I don’t often find the time to sit and read a serious newspaper during the week. Normally I’ll just hear the news on the radio, usually while I’m eating, and perhaps skim through a few articles on the web, mainly ones that people have recommended on Facebook. And often, while I’m travelling up to Waterloo or Victoria on my way to take pictures I’ll take a quick glance through The Metro or relax with the Evening Standard later on my way home.
But yesterday I had to wait around at The Print Space while some of the pictures for my gardens show (more later) were being printed, and after leafing through a copy or two of Vice Magazine I picked up The Guardian and found a piece by Roger Tooth, the paper’s head of photography on picture manipulation and trust in news imagery.
You won’t be surprised to find that he’s against it – manipulation that is – at least so far as news photography is concerned, but it’s actually a very clear and sensible piece on the subject. Like me he comes down to a very simple principle, but one that would be hard to define in detail:
“cropping and toning basically anything that might have been done in a darkroom is OK, but the moving of pixels or “cutting and pasting” is forbidden”
and he continues by saying that “We have to trust our photographers and the agencies we deal with“. In the end it does have to come down to trust and the integrity of the photographers concerned. This is one reason why it is so important that photographs are properly attributed, not just to an agency (Getty or Hulton or AP never took a photograph) but to an individual. Of course attribution is one of our moral rights, though unfortunately at the time of the last copyright act the government let itself be lobbied by the newspapers and magazines into denying it to photographers. (The Guardian probably tries more than most, but it would be nice to see closer to 100% attribution there.)
Of course many if not most of the pictures published by The Guardian and all the other newspapers will have had pixels moved, and also other things done to them that would have been difficult or impossible in the darkroom. We routinely use tools to remove dust spots that clone pixels from one part of an image to another, and make complex adjustments to exposure, contrast, colour balance et al which were just not possible in those dim days of BD (before digital.) And back in BD I used to teach students how it was possible to combine negatives and many other tricks.
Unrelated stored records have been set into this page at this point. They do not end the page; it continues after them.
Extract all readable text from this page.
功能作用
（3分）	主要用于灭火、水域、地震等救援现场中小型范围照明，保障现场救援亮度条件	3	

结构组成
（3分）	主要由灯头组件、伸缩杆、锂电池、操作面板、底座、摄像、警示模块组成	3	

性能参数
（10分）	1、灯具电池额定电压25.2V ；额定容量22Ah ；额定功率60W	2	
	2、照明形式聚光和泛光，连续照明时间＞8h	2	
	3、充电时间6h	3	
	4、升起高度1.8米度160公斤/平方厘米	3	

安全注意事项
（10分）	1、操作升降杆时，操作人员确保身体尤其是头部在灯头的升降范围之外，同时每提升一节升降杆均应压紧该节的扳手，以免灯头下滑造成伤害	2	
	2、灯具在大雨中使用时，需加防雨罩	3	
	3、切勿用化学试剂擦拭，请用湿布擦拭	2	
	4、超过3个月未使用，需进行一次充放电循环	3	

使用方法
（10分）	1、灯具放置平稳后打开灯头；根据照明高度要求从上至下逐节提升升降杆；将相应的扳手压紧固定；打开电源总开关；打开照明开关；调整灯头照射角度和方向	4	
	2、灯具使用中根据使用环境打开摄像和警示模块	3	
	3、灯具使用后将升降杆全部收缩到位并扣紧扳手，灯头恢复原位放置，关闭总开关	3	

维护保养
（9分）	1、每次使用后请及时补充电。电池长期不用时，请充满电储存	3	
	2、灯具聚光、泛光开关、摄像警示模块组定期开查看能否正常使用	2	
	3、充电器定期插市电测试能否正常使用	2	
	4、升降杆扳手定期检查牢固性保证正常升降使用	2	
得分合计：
It really does come down to intention. To show the viewer what I saw as clearly as I can and as honestly as I can. What I do at the computer or in the darkroom is a continuation of what I do at the scene.
Tooth also makes the fine and sensible point that what is acceptable depends on the usage of a picture. Some things that would not be acceptable in a news photograph would be fine when making a portrait for the arts pages. There are still limits, but they are – at least arguably – in rather different places.
Who Killed Smiley Culture – protest marchers at Vauxhall
I did get time to read the Guardian at the weekend, although it was late on Sunday before I got around to reading Saturday’s news. I was pleased to see this picture (properly attributed) illustrating a feature about Smiley Culture after the news leaked out that the police who were present when he died and whose actions quite probably led to his death are not to face prosecution.
I thought immediately of the many other cases of suspicious deaths at the hands of police, where investigations have failed to come up with satisfactory explanations and where no charges have been made. Since 2007 the number of such deaths in the London area has roughly doubled – there are now around 30 a year. Smiley Culture has made the papers – and so for different reasons did the shooting of Mark Duggan and the killing of Ian Tomlinson, but most cases get little publicity.
Marcia and Samantha, sisters of Sean Rigg killed in Brixton Police station in August 2008 attend a memorial vigil for Ian Tomlinson in December 2009
Of course not all the deaths are down to police action. But far too many mainly black and healthy young men die, and few if any police are ever brought to account. ‘Quis custodiet ipsos custodes?’ remains a good question, and the answer for the UK is that nobody is really watching the watchmen, or perhaps more accurately that we have a complex system set up including complaints procedures, the IPCC (more police) and courts which work together to ensure that there is no justice. We should not be surprised when sometimes there is no peace.